Pemborongan pekerjaan (outsourcing) merupakan penyerahan sebagian
pekerjaan dari perusahaan pemberi pekerjaan ke perusahaan penyedia jasa
pekerja/buruh melalui perjanjian pemborongan pekerjaan secara tertulis.
2. Dilihat dari bidang ketenagakerjaan, outsourcing merupakan
pemanfaatan tenaga kerja untuk dapat memproduksi atau melakukan suatu
pekerjaan yang diberikan oleh perusahaan penyedia tenaga kerja
3. Atau yang secara sederhana outsourcing adalah suatu bentuk kontrak
yang terjadi ketika sebuah perusahaan melakukan kontrak komersial
dengan perusahaan lain untuk menyediakan layanan tertentu dalam jangka
waktu tertentu juga.
4. Sistem kontrak (outsourcing) yang diartikan sebagai pemborongan
pekerjaan dan penyedia jasa tenaga kerja, dijelaskan dalam Hukum
Ketenagakerjaan di Indonesia, tepatnya pada Pasal 64 Undang-Undang
Nomor 13 Tahun 2003 Tentang Ketenagakerjaan.
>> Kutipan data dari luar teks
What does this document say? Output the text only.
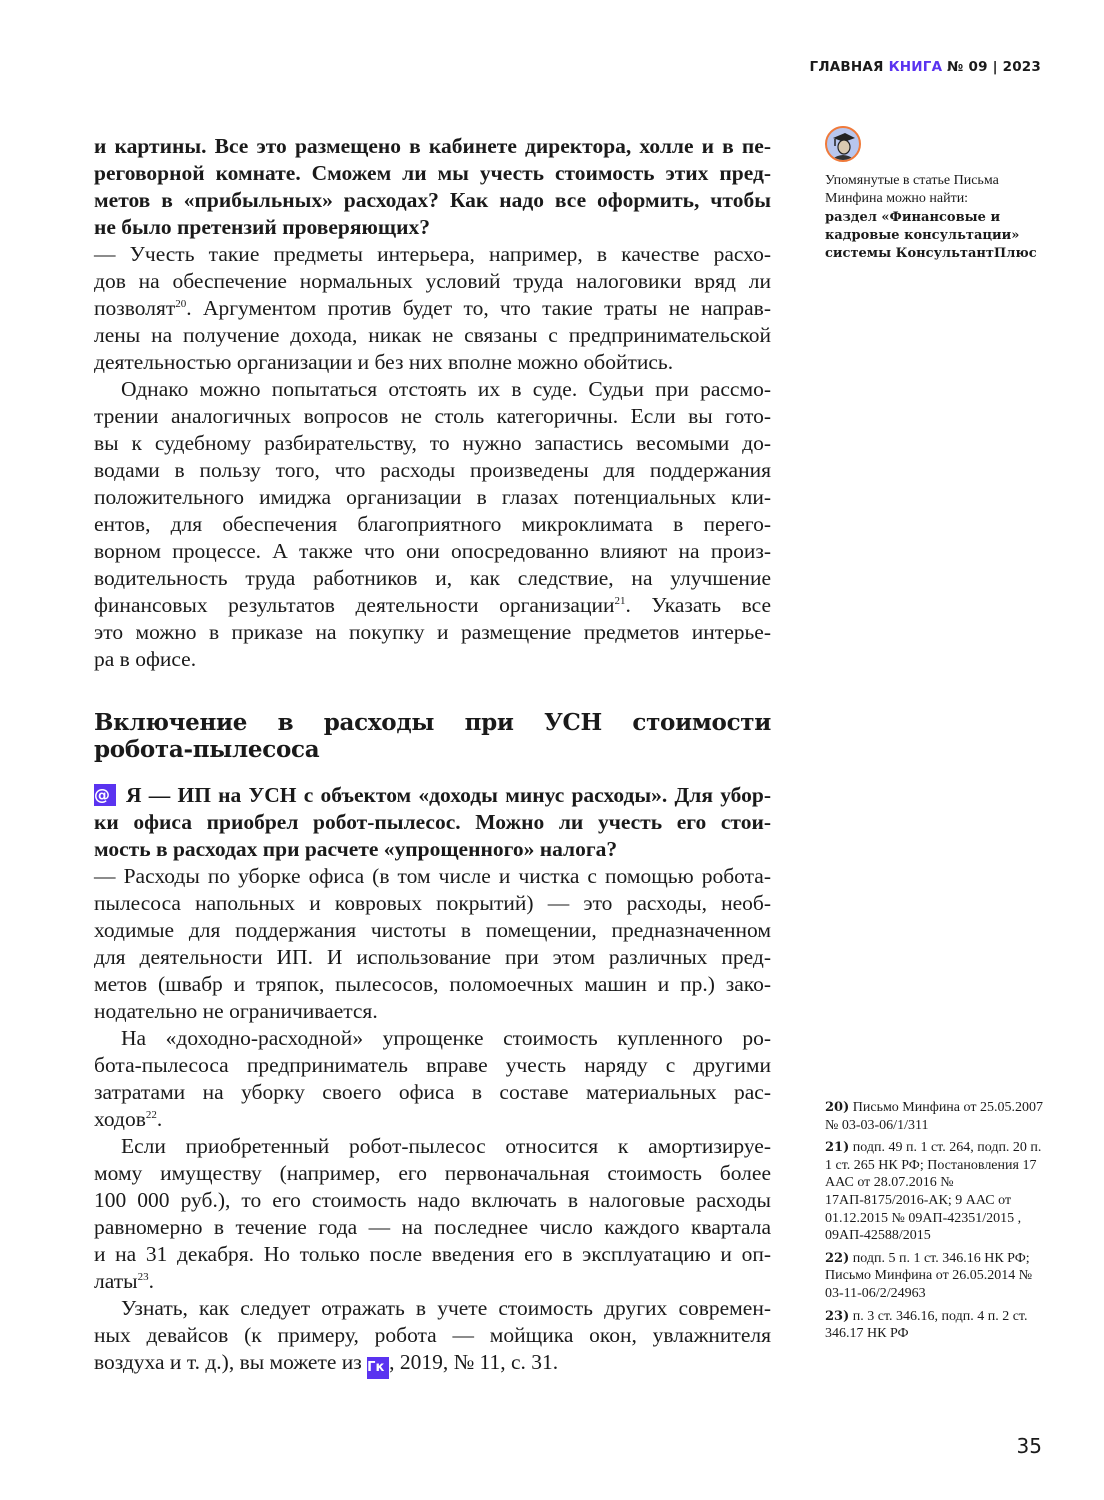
ГЛАВНАЯ КНИГА № 09 | 2023
и картины. Все это размещено в кабинете директора, холле и в пе-
реговорной комнате. Сможем ли мы учесть стоимость этих пред-
метов в «прибыльных» расходах? Как надо все оформить, чтобы
не было претензий проверяющих?
— Учесть такие предметы интерьера, например, в качестве расхо-
дов на обеспечение нормальных условий труда налоговики вряд ли
позволят$^{20}$. Аргументом против будет то, что такие траты не направ-
лены на получение дохода, никак не связаны с предпринимательской
деятельностью организации и без них вполне можно обойтись.
Однако можно попытаться отстоять их в суде. Судьи при рассмо-
трении аналогичных вопросов не столь категоричны. Если вы гото-
вы к судебному разбирательству, то нужно запастись весомыми до-
водами в пользу того, что расходы произведены для поддержания
положительного имиджа организации в глазах потенциальных кли-
ентов, для обеспечения благоприятного микроклимата в перего-
ворном процессе. А также что они опосредованно влияют на произ-
водительность труда работников и, как следствие, на улучшение
финансовых результатов деятельности организации$^{21}$. Указать все
это можно в приказе на покупку и размещение предметов интерье-
ра в офисе.
Включение в расходы при УСН стоимости
робота-пылесоса
@ Я — ИП на УСН с объектом «доходы минус расходы». Для убор-
ки офиса приобрел робот-пылесос. Можно ли учесть его стои-
мость в расходах при расчете «упрощенного» налога?
— Расходы по уборке офиса (в том числе и чистка с помощью робота-
пылесоса напольных и ковровых покрытий) — это расходы, необ-
ходимые для поддержания чистоты в помещении, предназначенном
для деятельности ИП. И использование при этом различных пред-
метов (швабр и тряпок, пылесосов, поломоечных машин и пр.) зако-
нодательно не ограничивается.
На «доходно-расходной» упрощенке стоимость купленного ро-
бота-пылесоса предприниматель вправе учесть наряду с другими
затратами на уборку своего офиса в составе материальных рас-
ходов$^{22}$.
Если приобретенный робот-пылесос относится к амортизируе-
мому имуществу (например, его первоначальная стоимость более
100 000 руб.), то его стоимость надо включать в налоговые расходы
равномерно в течение года — на последнее число каждого квартала
и на 31 декабря. Но только после введения его в эксплуатацию и оп-
латы$^{23}$.
Узнать, как следует отражать в учете стоимость других современ-
ных девайсов (к примеру, робота — мойщика окон, увлажнителя
воздуха и т. д.), вы можете из Гк , 2019, № 11, с. 31.
Упомянутые в статье Письма Минфина можно найти:
раздел «Финансовые и кадровые консультации» системы КонсультантПлюс
20) Письмо Минфина от 25.05.2007 № 03-03-06/1/311
21) подп. 49 п. 1 ст. 264, подп. 20 п. 1 ст. 265 НК РФ; Постановления 17 ААС от 28.07.2016 № 17АП-8175/2016-АК; 9 ААС от 01.12.2015 № 09АП-42351/2015 , 09АП-42588/2015
22) подп. 5 п. 1 ст. 346.16 НК РФ; Письмо Минфина от 26.05.2014 № 03-11-06/2/24963
23) п. 3 ст. 346.16, подп. 4 п. 2 ст. 346.17 НК РФ
35
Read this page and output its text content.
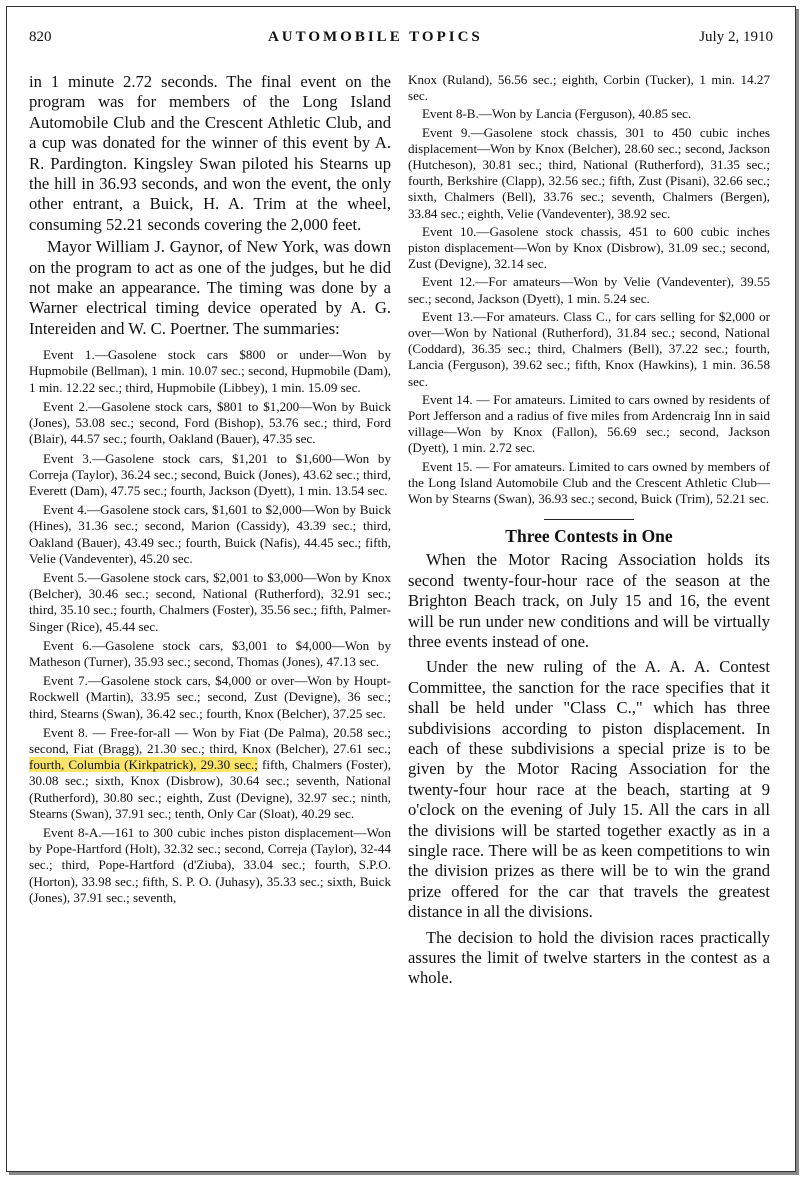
820	AUTOMOBILE TOPICS	July 2, 1910

in 1 minute 2.72 seconds. The final event on the program was for members of the Long Island Automobile Club and the Crescent Athletic Club, and a cup was donated for the winner of this event by A. R. Pardington. Kingsley Swan piloted his Stearns up the hill in 36.93 seconds, and won the event, the only other entrant, a Buick, H. A. Trim at the wheel, consuming 52.21 seconds covering the 2,000 feet.

Mayor William J. Gaynor, of New York, was down on the program to act as one of the judges, but he did not make an appearance. The timing was done by a Warner electrical timing device operated by A. G. Intereiden and W. C. Poertner. The summaries:

Event 1.—Gasolene stock cars $800 or under—Won by Hupmobile (Bellman), 1 min. 10.07 sec.; second, Hupmobile (Dam), 1 min. 12.22 sec.; third, Hupmobile (Libbey), 1 min. 15.09 sec.

Event 2.—Gasolene stock cars, $801 to $1,200—Won by Buick (Jones), 53.08 sec.; second, Ford (Bishop), 53.76 sec.; third, Ford (Blair), 44.57 sec.; fourth, Oakland (Bauer), 47.35 sec.

Event 3.—Gasolene stock cars, $1,201 to $1,600—Won by Correja (Taylor), 36.24 sec.; second, Buick (Jones), 43.62 sec.; third, Everett (Dam), 47.75 sec.; fourth, Jackson (Dyett), 1 min. 13.54 sec.

Event 4.—Gasolene stock cars, $1,601 to $2,000—Won by Buick (Hines), 31.36 sec.; second, Marion (Cassidy), 43.39 sec.; third, Oakland (Bauer), 43.49 sec.; fourth, Buick (Nafis), 44.45 sec.; fifth, Velie (Vandeventer), 45.20 sec.

Event 5.—Gasolene stock cars, $2,001 to $3,000—Won by Knox (Belcher), 30.46 sec.; second, National (Rutherford), 32.91 sec.; third, 35.10 sec.; fourth, Chalmers (Foster), 35.56 sec.; fifth, Palmer-Singer (Rice), 45.44 sec.

Event 6.—Gasolene stock cars, $3,001 to $4,000—Won by Matheson (Turner), 35.93 sec.; second, Thomas (Jones), 47.13 sec.

Event 7.—Gasolene stock cars, $4,000 or over—Won by Houpt-Rockwell (Martin), 33.95 sec.; second, Zust (Devigne), 36 sec.; third, Stearns (Swan), 36.42 sec.; fourth, Knox (Belcher), 37.25 sec.

Event 8. — Free-for-all — Won by Fiat (De Palma), 20.58 sec.; second, Fiat (Bragg), 21.30 sec.; third, Knox (Belcher), 27.61 sec.; fourth, Columbia (Kirkpatrick), 29.30 sec.; fifth, Chalmers (Foster), 30.08 sec.; sixth, Knox (Disbrow), 30.64 sec.; seventh, National (Rutherford), 30.80 sec.; eighth, Zust (Devigne), 32.97 sec.; ninth, Stearns (Swan), 37.91 sec.; tenth, Only Car (Sloat), 40.29 sec.

Event 8-A.—161 to 300 cubic inches piston displacement—Won by Pope-Hartford (Holt), 32.32 sec.; second, Correja (Taylor), 32-44 sec.; third, Pope-Hartford (d'Ziuba), 33.04 sec.; fourth, S.P.O. (Horton), 33.98 sec.; fifth, S. P. O. (Juhasy), 35.33 sec.; sixth, Buick (Jones), 37.91 sec.; seventh,

Knox (Ruland), 56.56 sec.; eighth, Corbin (Tucker), 1 min. 14.27 sec.

Event 8-B.—Won by Lancia (Ferguson), 40.85 sec.

Event 9.—Gasolene stock chassis, 301 to 450 cubic inches displacement—Won by Knox (Belcher), 28.60 sec.; second, Jackson (Hutcheson), 30.81 sec.; third, National (Rutherford), 31.35 sec.; fourth, Berkshire (Clapp), 32.56 sec.; fifth, Zust (Pisani), 32.66 sec.; sixth, Chalmers (Bell), 33.76 sec.; seventh, Chalmers (Bergen), 33.84 sec.; eighth, Velie (Vandeventer), 38.92 sec.

Event 10.—Gasolene stock chassis, 451 to 600 cubic inches piston displacement—Won by Knox (Disbrow), 31.09 sec.; second, Zust (Devigne), 32.14 sec.

Event 12.—For amateurs—Won by Velie (Vandeventer), 39.55 sec.; second, Jackson (Dyett), 1 min. 5.24 sec.

Event 13.—For amateurs. Class C., for cars selling for $2,000 or over—Won by National (Rutherford), 31.84 sec.; second, National (Coddard), 36.35 sec.; third, Chalmers (Bell), 37.22 sec.; fourth, Lancia (Ferguson), 39.62 sec.; fifth, Knox (Hawkins), 1 min. 36.58 sec.

Event 14. — For amateurs. Limited to cars owned by residents of Port Jefferson and a radius of five miles from Ardencraig Inn in said village—Won by Knox (Fallon), 56.69 sec.; second, Jackson (Dyett), 1 min. 2.72 sec.

Event 15. — For amateurs. Limited to cars owned by members of the Long Island Automobile Club and the Crescent Athletic Club—Won by Stearns (Swan), 36.93 sec.; second, Buick (Trim), 52.21 sec.

Three Contests in One

When the Motor Racing Association holds its second twenty-four-hour race of the season at the Brighton Beach track, on July 15 and 16, the event will be run under new conditions and will be virtually three events instead of one.

Under the new ruling of the A. A. A. Contest Committee, the sanction for the race specifies that it shall be held under "Class C.," which has three subdivisions according to piston displacement. In each of these subdivisions a special prize is to be given by the Motor Racing Association for the twenty-four hour race at the beach, starting at 9 o'clock on the evening of July 15. All the cars in all the divisions will be started together exactly as in a single race. There will be as keen competitions to win the division prizes as there will be to win the grand prize offered for the car that travels the greatest distance in all the divisions.

The decision to hold the division races practically assures the limit of twelve starters in the contest as a whole.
Pasal 64 Undang-Undang Nomor 13 Tahun 2003 Tentang Ketenagakerjaan


ini dianggap oleh kebanyakan orang, memberikan kelonggaran kepada
pengusaha untuk menggunakan pekerja outsourcing. Karena didalam pasal
tersebut diperbolehkan adanya penyerahan pekerjaan kepada perusahaan
lain sepanjang bukan pekerjaan utama. Walaupun sebenarnya didalam
Undang-Undang Nomor 13 Tahun 2003 Tentang Ketenagakerjaan tidak
terdapat satupun istilah outsourcing. Namun didalam kenyataanya,
undang-undang tersebut menjadi dasar realita baru yang mengatur dan
melegalkan sistem outsourcing. Alasan perusahaan menggunakan pekerja
dengan sistem outsourcing dikarenakan banyak hal, salah satunya yaitu
pasang surut dunia usaha. Artinya ketika usaha sedang surut, pengguna jasa
pekerja outsourcing (user) akan menghubungi penyedia jasa pekerja
(vendor) untuk menarik pekerjanya dengan alasan tidak membutuhkan
pekerja lagi, sehingga vendor akan menarik pekerja tersebut kembali ke
vendor. Masih bagus jika pekerja tersebut akan ditempatkan di perusahaan
user yang lain.

Karena yang sering terjadi, penarikan tanpa memberikan pekerjaan


pengganti. Memang disatu sisi, orang membutuhkan pekerjaan dengan
status pekerja tetap, dikarenakan akan tetap mendapatkan perlindungan
walaupun setelah tidak lagi berkerja karena batas usia (pensiun). Akan
tetapi, disisi lain seseorang dihadapkan pada pilihan apakah memilih untuk
tidak bekerja atau memilih untuk menerima pekerjaan dengan sistem
outsourcing yang meletakkan tenaga kerja pada posisi yang lemah.
Sedangkan apabila dilihat dari sisi perusahaan atau pengusaha, sistem
outsourcing ini memberikan berbagai keuntungan karena dapat
mendukung tujuan usahanya di era perkembangan ekonomi global dan
kemajuan teknologi yang kemudian timbulnya persaingan usaha yang
begitu ketat dan terjadi disemua sektor kehidupan manusia. Ditambah
sekarang ini sudah disahkan Undang-Undang Nomor 11 Tahun 2020
Tentang Cipta Kerja yang mengubah sebagian ketentuan Undang-Undang
Nomor 13 Tahun 2003 Tentang Ketenagakerjaan, yang salah satunya
terkait ketentuan pekerja outsourcing. Maka dari itu, pekerjaan dengan
sistem outsourcing ini sangat menarik untuk dikaji dan dibahas regulasi
dan penerapannya agar dapat melindungi hak tenaga kerja.